Question

Find the number of real values of x satisfying the equation:
\[ \log_{2}(x^2 - 5x + 6) + \log_{1/2}(x - 2) = 3 \]

Hint:

For logarithmic equations, always find the domain of the variable first. This helps in rejecting extraneous solutions obtained during the algebraic manipulation.

Answer 1

Correct Answer: 1

Step 1: Identify the domain restrictions. For each logarithmic term to be defined, its argument must be positive. From \[ \log_2(x^2 - 5x + 6), \] we get \[ x^2 - 5x + 6 > 0 \Rightarrow (x-2)(x-3) > 0, \] which holds for \[ x < 2 \quad \text{or} \quad x > 3. \] From \[ \log_{1/2}(x-2), \] we require \[ x - 2 > 0 \Rightarrow x > 2. \] Combining both conditions, the common domain is \[ x > 3. \] Step 2: Rewrite the equation using base 2. Using the property \(\log_{1/2} a = -\log_2 a\), the given equation becomes \[ \log_2(x^2 - 5x + 6) - \log_2(x-2) = 3. \] Applying the logarithmic subtraction rule, \[ \log_2\!\left(\frac{x^2 - 5x + 6}{x-2}\right) = 3. \] Step 3: Simplify the expression.
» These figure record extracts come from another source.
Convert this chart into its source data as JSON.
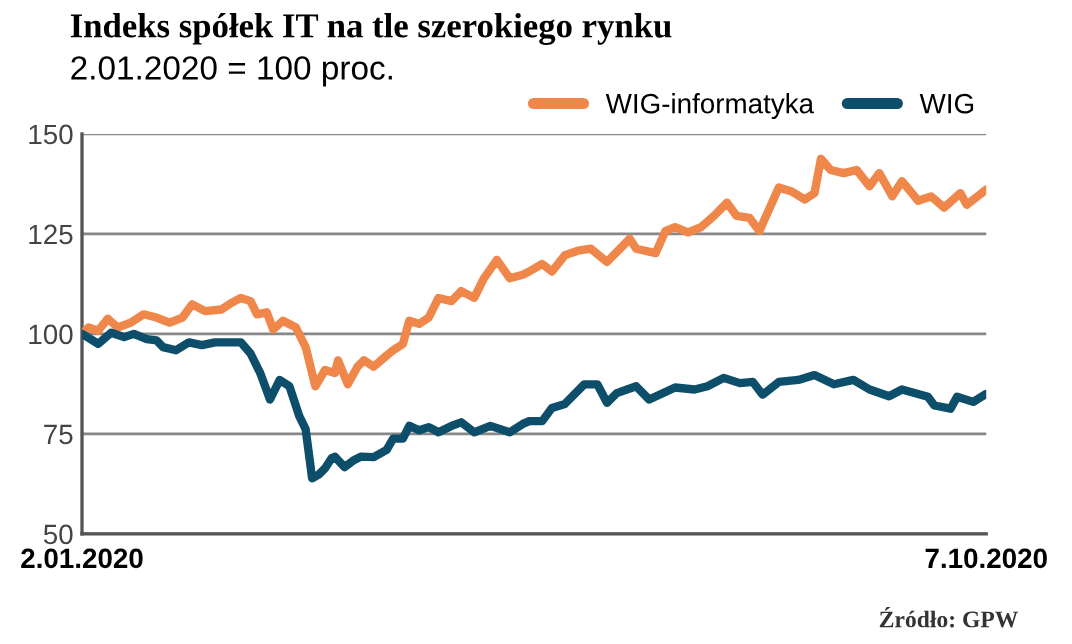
{
  "chart_data": {
    "type": "line",
    "title": "Indeks spółek IT na tle szerokiego rynku",
    "subtitle": "2.01.2020 = 100 proc.",
    "annotations": [
      "Źródło: GPW"
    ],
    "xlim": [
      "2020-01-02",
      "2020-10-07"
    ],
    "xticks": [
      {
        "value": "2020-01-02",
        "label": "2.01.2020"
      },
      {
        "value": "2020-10-07",
        "label": "7.10.2020"
      }
    ],
    "ylim": [
      50,
      150
    ],
    "yticks": [
      50,
      75,
      100,
      125,
      150
    ],
    "grid": "y",
    "legend": "top right",
    "line_style": "solid",
    "series": [
      {
        "name": "WIG-informatyka",
        "color": "#f0874a",
        "x": [
          "2020-01-02",
          "2020-01-04",
          "2020-01-07",
          "2020-01-10",
          "2020-01-13",
          "2020-01-17",
          "2020-01-21",
          "2020-01-25",
          "2020-01-29",
          "2020-02-02",
          "2020-02-05",
          "2020-02-09",
          "2020-02-14",
          "2020-02-17",
          "2020-02-20",
          "2020-02-23",
          "2020-02-25",
          "2020-02-28",
          "2020-03-01",
          "2020-03-04",
          "2020-03-08",
          "2020-03-11",
          "2020-03-14",
          "2020-03-17",
          "2020-03-20",
          "2020-03-21",
          "2020-03-24",
          "2020-03-27",
          "2020-03-29",
          "2020-04-01",
          "2020-04-05",
          "2020-04-07",
          "2020-04-10",
          "2020-04-12",
          "2020-04-15",
          "2020-04-18",
          "2020-04-21",
          "2020-04-25",
          "2020-04-28",
          "2020-05-02",
          "2020-05-05",
          "2020-05-09",
          "2020-05-13",
          "2020-05-17",
          "2020-05-19",
          "2020-05-23",
          "2020-05-26",
          "2020-05-30",
          "2020-06-03",
          "2020-06-07",
          "2020-06-12",
          "2020-06-16",
          "2020-06-19",
          "2020-06-21",
          "2020-06-27",
          "2020-06-30",
          "2020-07-03",
          "2020-07-07",
          "2020-07-11",
          "2020-07-15",
          "2020-07-19",
          "2020-07-22",
          "2020-07-26",
          "2020-07-29",
          "2020-08-04",
          "2020-08-08",
          "2020-08-12",
          "2020-08-15",
          "2020-08-17",
          "2020-08-20",
          "2020-08-24",
          "2020-08-28",
          "2020-09-01",
          "2020-09-04",
          "2020-09-08",
          "2020-09-11",
          "2020-09-16",
          "2020-09-20",
          "2020-09-24",
          "2020-09-29",
          "2020-10-01",
          "2020-10-07"
        ],
        "values": [
          100,
          101.6,
          100.8,
          103.8,
          101.6,
          102.8,
          104.9,
          104.1,
          102.8,
          104.1,
          107.4,
          105.7,
          106.1,
          107.7,
          109,
          108.2,
          104.9,
          105.4,
          101.1,
          103.3,
          101.6,
          96.7,
          86.9,
          91,
          90.2,
          93.4,
          87.4,
          91.8,
          93.4,
          91.8,
          94.6,
          95.9,
          97.5,
          103.3,
          102.5,
          104.1,
          109,
          108.2,
          110.7,
          109,
          113.9,
          118.5,
          113.9,
          114.8,
          115.6,
          117.5,
          115.6,
          119.7,
          120.8,
          121.3,
          118,
          121.3,
          123.8,
          121.3,
          120.2,
          125.7,
          126.7,
          125.4,
          126.7,
          129.5,
          132.8,
          129.5,
          129,
          125.7,
          136.6,
          135.6,
          133.6,
          135.2,
          143.8,
          141,
          140.2,
          141,
          136.9,
          140.2,
          134.4,
          138.2,
          133.3,
          134.4,
          131.6,
          135.2,
          132.3,
          136.1
        ]
      },
      {
        "name": "WIG",
        "color": "#0d4f6b",
        "x": [
          "2020-01-02",
          "2020-01-07",
          "2020-01-11",
          "2020-01-15",
          "2020-01-18",
          "2020-01-22",
          "2020-01-25",
          "2020-01-27",
          "2020-01-31",
          "2020-02-04",
          "2020-02-08",
          "2020-02-12",
          "2020-02-20",
          "2020-02-23",
          "2020-02-26",
          "2020-02-29",
          "2020-03-03",
          "2020-03-06",
          "2020-03-09",
          "2020-03-11",
          "2020-03-13",
          "2020-03-15",
          "2020-03-17",
          "2020-03-19",
          "2020-03-20",
          "2020-03-23",
          "2020-03-26",
          "2020-03-28",
          "2020-04-01",
          "2020-04-05",
          "2020-04-07",
          "2020-04-10",
          "2020-04-12",
          "2020-04-15",
          "2020-04-18",
          "2020-04-21",
          "2020-04-25",
          "2020-04-28",
          "2020-05-02",
          "2020-05-07",
          "2020-05-13",
          "2020-05-17",
          "2020-05-19",
          "2020-05-23",
          "2020-05-26",
          "2020-05-30",
          "2020-06-05",
          "2020-06-09",
          "2020-06-12",
          "2020-06-15",
          "2020-06-21",
          "2020-06-25",
          "2020-07-03",
          "2020-07-09",
          "2020-07-13",
          "2020-07-18",
          "2020-07-23",
          "2020-07-27",
          "2020-07-30",
          "2020-08-04",
          "2020-08-10",
          "2020-08-15",
          "2020-08-21",
          "2020-08-27",
          "2020-09-01",
          "2020-09-07",
          "2020-09-11",
          "2020-09-19",
          "2020-09-21",
          "2020-09-26",
          "2020-09-28",
          "2020-10-03",
          "2020-10-07"
        ],
        "values": [
          100,
          97.5,
          100.3,
          99.2,
          100,
          98.7,
          98.4,
          96.7,
          95.9,
          97.9,
          97.2,
          97.9,
          97.9,
          95.1,
          90.2,
          83.6,
          88.5,
          86.9,
          79.5,
          76.2,
          63.9,
          64.8,
          66.4,
          68.9,
          69.3,
          66.7,
          68.5,
          69.3,
          69.2,
          71,
          73.8,
          73.8,
          77,
          75.9,
          76.7,
          75.4,
          77,
          77.9,
          75.4,
          77,
          75.4,
          77.5,
          78.2,
          78.2,
          81.5,
          82.5,
          87.4,
          87.4,
          82.8,
          85.2,
          86.9,
          83.6,
          86.6,
          86.1,
          86.9,
          89,
          87.7,
          88,
          84.8,
          88,
          88.5,
          89.7,
          87.4,
          88.5,
          86.1,
          84.4,
          86.1,
          84.3,
          82.1,
          81.3,
          84.3,
          83,
          85
        ]
      }
    ]
  }
}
Factor the quadratic in the numerator: \[ x^2 - 5x + 6 = (x-2)(x-3). \] Thus, \[ \log_2\!\left(\frac{(x-2)(x-3)}{x-2}\right) = 3. \] Since \(x > 3\), cancellation is valid, giving \[ \log_2(x-3) = 3. \] Step 4: Solve for \(x\). Converting to exponential form, \[ x - 3 = 2^3 = 8, \] so \[ x = 11. \] Step 5: Conclude the number of solutions. The obtained value satisfies the domain condition \(x > 3\). Therefore, there is exactly one real solution to the equation.

Answer 2

Step 1: Understanding the Question:
The question asks for the number of real solutions to a logarithmic equation. To solve this, we must first determine the valid domain for 'x' by ensuring the arguments of the logarithms are positive, and then solve the equation using logarithmic properties.
Step 2: Key Formula or Approach:
We will use the following properties of logarithms:
1. Domain of Logarithm: For \(\log_{b}(a)\) to be defined, we must have \(a>0\).
2. Change of Base Formula: \(\log_{b^n}(a) = \frac{1}{n} \log_{b}(a)\). A special case is \(\log_{1/b}(a) = \log_{b^{-1}}(a) = -\log_{b}(a)\).
3. Logarithm of a Quotient: \(\log_{b}(a) - \log_{b}(c) = \log_{b}\left(\frac{a}{c}\right)\).
4. Logarithmic to Exponential Form: If \(\log_{b}(a) = c\), then \(a = b^c\).
Step 3: Detailed Explanation:
Part A: Finding the Domain
The arguments of the logarithms must be strictly positive.
1. From \(\log_{2}(x^2 - 5x + 6)\), we have:
\[ x^2 - 5x + 6>0 \] \[ (x - 2)(x - 3)>0 \] This inequality is true when \(x<2\) or \(x>3\).
2. From \(\log_{1/2}(x - 2)\), we have:
\[ x - 2>0 \] \[ x>2 \] To satisfy both conditions, we take the intersection of the two solution sets: (\(x<2\) or \(x>3\)) AND (\(x>2\)). The common domain is \(x>3\). Any valid solution must satisfy this condition.
Part B: Solving the Equation
First, we simplify the second term using the change of base property:
\[ \log_{1/2}(x - 2) = \log_{2^{-1}}(x - 2) = -1 \cdot \log_{2}(x - 2) = -\log_{2}(x - 2) \] Substitute this back into the original equation:
\[ \log_{2}(x^2 - 5x + 6) - \log_{2}(x - 2) = 3 \] Now, use the quotient rule for logarithms:
\[ \log_{2}\left(\frac{x^2 - 5x + 6}{x - 2}\right) = 3 \] Factor the numerator:
\[ \log_{2}\left(\frac{(x - 2)(x - 3)}{x - 2}\right) = 3 \] Since our domain is \(x>3\), \(x - 2 \neq 0\), so we can cancel the term:
\[ \log_{2}(x - 3) = 3 \] Convert this to exponential form:
\[ x - 3 = 2^3 \] \[ x - 3 = 8 \] \[ x = 11 \] Part C: Checking the Solution
The solution we found is \(x = 11\). We must check if it lies in the valid domain (\(x>3\)).
Since \(11>3\), the solution is valid.
Step 4: Final Answer:
There is only one real value, \(x = 11\), that satisfies the equation. Therefore, the number of solutions is 1.